Module | SuffixArrayDelta |
In: |
lib/sadelta.rb
|
A Suffix Array Delta (or Suffix Tree Delta as well) is a method of producing a delta which is reasonably small, favors small changes, and is fairly fast by searching for matching/non-matching regions using the suffix array.
The Suffix Array implementation is a C extension which wraps a suffix array construction algorithm written by Sean Quinlan and Sean Doward. Their library is licensed under the Plan 9 Open Source license (see ext/sarray/sarray.c for details).
If you want to quickly make and read deltas then use the SuffixArrayDelta#make_delta and SuffixArrayDelta#apply_delta functions. Also look at the ApplyDeltaCommand, MakeDeltaCommand, and ShowDeltaCommand for alternative ways to use this module.
The SuffixArrayDelta module consists of four classes:
[SuffixArray] C extension that does the grunt work of creating a suffix array and doing searches. [Emitter] Responsible for taking INSERT and MATCH events and "doing something" with them. [DeltaGenerator] Takes a Suffix Array, a target, and an Emitter, and then generates INSERT and MATCH events until finished. This makes delta files, but the emitter allows other options. [DeltaReader] Reads in a delta "file" (input source) and generates INSERT/MATCH events to an Emitter. This allows applying the delta (ApplyEmitter), or printing it out (LogEmitter).
The SuffixArray is not defined in this module, but in the suffix_array.c extension.
This design allows for flexible configuration of the delta processing operations, and let’s people use them in new situations, but most of the time you’ll just want to make and apply deltas without having to worry about how to "wire" the classes together. The two functions SuffixArrayDelta#make_delta and SuffixArray#apply_delta both do this for you and are used in the ApplyChangeSetCommand and MakeChangeSetCommand classes.
The actual delta creation algorithm is very simple since the SuffixArray class does all the heavy lifting. The key to how it works is the fact that we can make a suffix array fairly quickly, and then use that suffix array to find matching/non-matching regions between two strings. The delta creation simply involves taking the SuffixArray and calling SuffixArray#longest_nonmatch until we’ve exhausted the target string’s data.
Each call to SuffixArray#longest_nonmatch returns a triplet of [non-match length, match start, match-length] which is used to send INSERT and MATCH events to the Emitter.
Refer to SuffixArrayDelta#generate for more details, and SuffixArray#longest_nonmatch for how matching/non-matching is done.
Once a series of INSERT/MATCH records is recorded, we can reconstruct the target file given only the delta and the source. We simply process each record by sending it to an ApplyEmitter which either INSERTs the required block of data, or writes/copies the MATCH region from the source. The end result is a (hopefully) exact replica of the target file.
Right now the algorithm is written to be as correct as possible, but not as fast as possible. Some possible improvements are:
* Use some of the more recent suffix array construction algorithms which are possibly faster. * Implement a better search algorithm.
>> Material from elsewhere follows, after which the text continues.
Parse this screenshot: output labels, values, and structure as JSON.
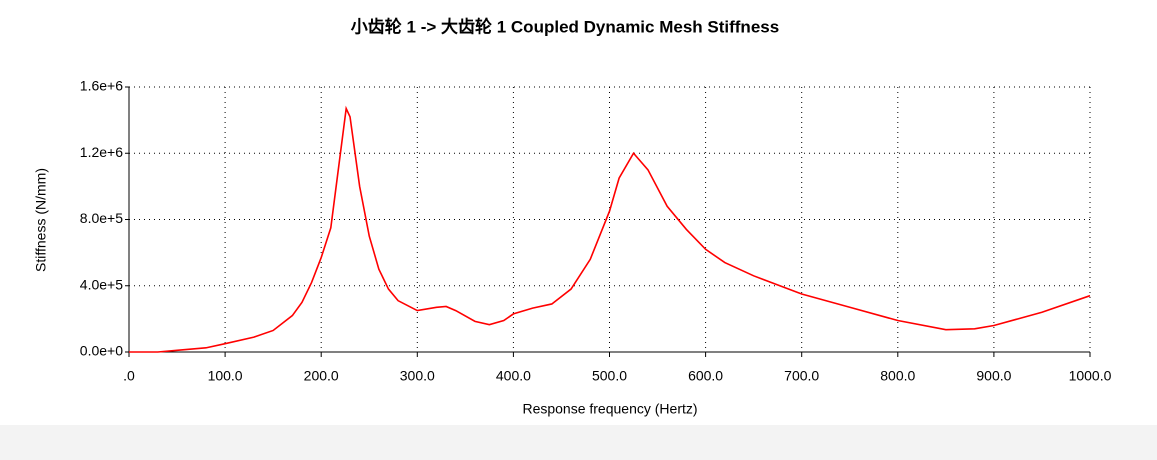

Currently the search algorithm is a traditional binary search and must rescan the target until it finds a full match. * Use a smaller delta encoding. Currently uses a byte followed by a set of 32 bit integers and possible INSERT data. BER encoding would work, but the current Array#pack and String#unpack functions don't handle streaming very well. * Experiment with different caching options, pre-generating the suffix array, and maybe mmap files.
The only format that matters at the moment is the delta file format created by the SuffixArrayDelta::FileEmitter, and read by the SuffixArray::DeltaReader. The file consists of a sequence of INSERT and MATCH records. Each records has the format:
[INSERT] byte=0 uint32(length) string(data) -- string is not 0 terminated. [MATCH] byte=1 uint32(start) uint32(length)
The uint32 is a little-endian (think Intel) byte order. This is only an artifact of my using an Intel machine to make the program, and also a choice based on the fact that most of the entire world uses little-endian machines, so converting to network byte-order is retarded. Future versions may change this.
A Convenience method that takes a source data set (String like), a delta input source (IO like), and an output source (IO like). It then wires together the necessary SuffixArrayDelta objects to re-create a file based on the source and delta, writing the results to out.
A Convenience method that takes a source data set (String like), a target data set (String like) and an output target (IO like). It then wires together all of the objects in SuffixArrayDelta required to create a delta and write it to output.